Le Ragioni dello Spazio #2
La mostra accoglie circa quaranta lavori, che affrontano in modo diretto e indiretto il tema centrale della mostra: quello dello “spazio”. Uno spazio vissuto come un elemento vivo, attivo e vibrante, verso il quale gli artisti invitati in mostra hanno sviluppato diverse strategie di risposta creativa a quella che il critico d’arte Angerame ha chiamato “le ragioni dello spazio”.
Comunicato stampa
La Galleria Civica di Andora “Palazzo Tagliaferro”, diretta da Nicola Davide Angerame, inaugura sabato 8 giugno 2013 alle ore 18 (e fino alla 21), la mostra dal titolo “Le ragioni dello spazio #2” che propone le opere di Maura Biava, Jean-Marie Haessle, Filippo Manzini. Georges Rousse e Vano Alto.
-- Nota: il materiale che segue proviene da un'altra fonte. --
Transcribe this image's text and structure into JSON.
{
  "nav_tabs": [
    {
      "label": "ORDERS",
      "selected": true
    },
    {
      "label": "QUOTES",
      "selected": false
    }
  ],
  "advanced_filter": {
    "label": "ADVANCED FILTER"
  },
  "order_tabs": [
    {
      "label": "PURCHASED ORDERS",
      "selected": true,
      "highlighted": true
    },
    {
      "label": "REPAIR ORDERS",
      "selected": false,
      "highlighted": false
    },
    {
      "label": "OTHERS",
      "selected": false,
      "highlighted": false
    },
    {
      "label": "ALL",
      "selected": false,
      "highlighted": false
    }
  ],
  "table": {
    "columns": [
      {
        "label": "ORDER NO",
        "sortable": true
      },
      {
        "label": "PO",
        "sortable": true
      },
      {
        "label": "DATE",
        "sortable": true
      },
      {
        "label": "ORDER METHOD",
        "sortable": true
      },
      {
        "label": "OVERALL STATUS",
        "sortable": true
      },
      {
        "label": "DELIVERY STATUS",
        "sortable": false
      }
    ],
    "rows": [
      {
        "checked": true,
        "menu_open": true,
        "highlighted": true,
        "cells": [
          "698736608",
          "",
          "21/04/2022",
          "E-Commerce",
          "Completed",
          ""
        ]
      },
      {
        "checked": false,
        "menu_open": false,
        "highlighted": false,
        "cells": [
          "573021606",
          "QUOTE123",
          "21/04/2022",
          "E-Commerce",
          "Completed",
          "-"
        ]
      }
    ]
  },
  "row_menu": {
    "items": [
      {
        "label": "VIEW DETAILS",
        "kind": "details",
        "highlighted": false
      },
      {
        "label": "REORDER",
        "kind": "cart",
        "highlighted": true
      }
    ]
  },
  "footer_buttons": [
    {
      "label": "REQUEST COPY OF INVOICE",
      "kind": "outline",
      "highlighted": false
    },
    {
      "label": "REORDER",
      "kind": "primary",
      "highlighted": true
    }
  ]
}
La mostra accoglie circa quaranta lavori, che affrontano in modo diretto e indiretto il tema centrale della mostra: quello dello “spazio”. Uno spazio vissuto come un elemento vivo, attivo e vibrante, verso il quale gli artisti invitati in mostra hanno sviluppato diverse strategie di risposta creativa a quella che il critico d’arte Angerame ha chiamato “le ragioni dello spazio”.
Il titolo di questa mostra proviene da una mostra precedente, una personale di Filippo Manzini curata da Nicola D. Angerame presso lo spazio non profit “C2” di Firenze. “Le ragioni dello spazio” sono quelle “ragioni” che l’artista e il curatore avevano individuato come momento di incontro tra il “fare” e il “percepire”: l’artista, dal canto suo, è solito captare questa impercettibili forze spaziali grazie a un lavoro “site specific”, che prevede la creazione dell’opera a partire da un dialogo con lo spazio, seguendo le logiche di un incontro tra le ragioni interiori della sensibilità creativa e le “ragioni” esteriori offerte dallo spazio, ogni volta diverso. Un dialogo che si riverbera anche sulla scelta dei materiali da costruzione delle opere.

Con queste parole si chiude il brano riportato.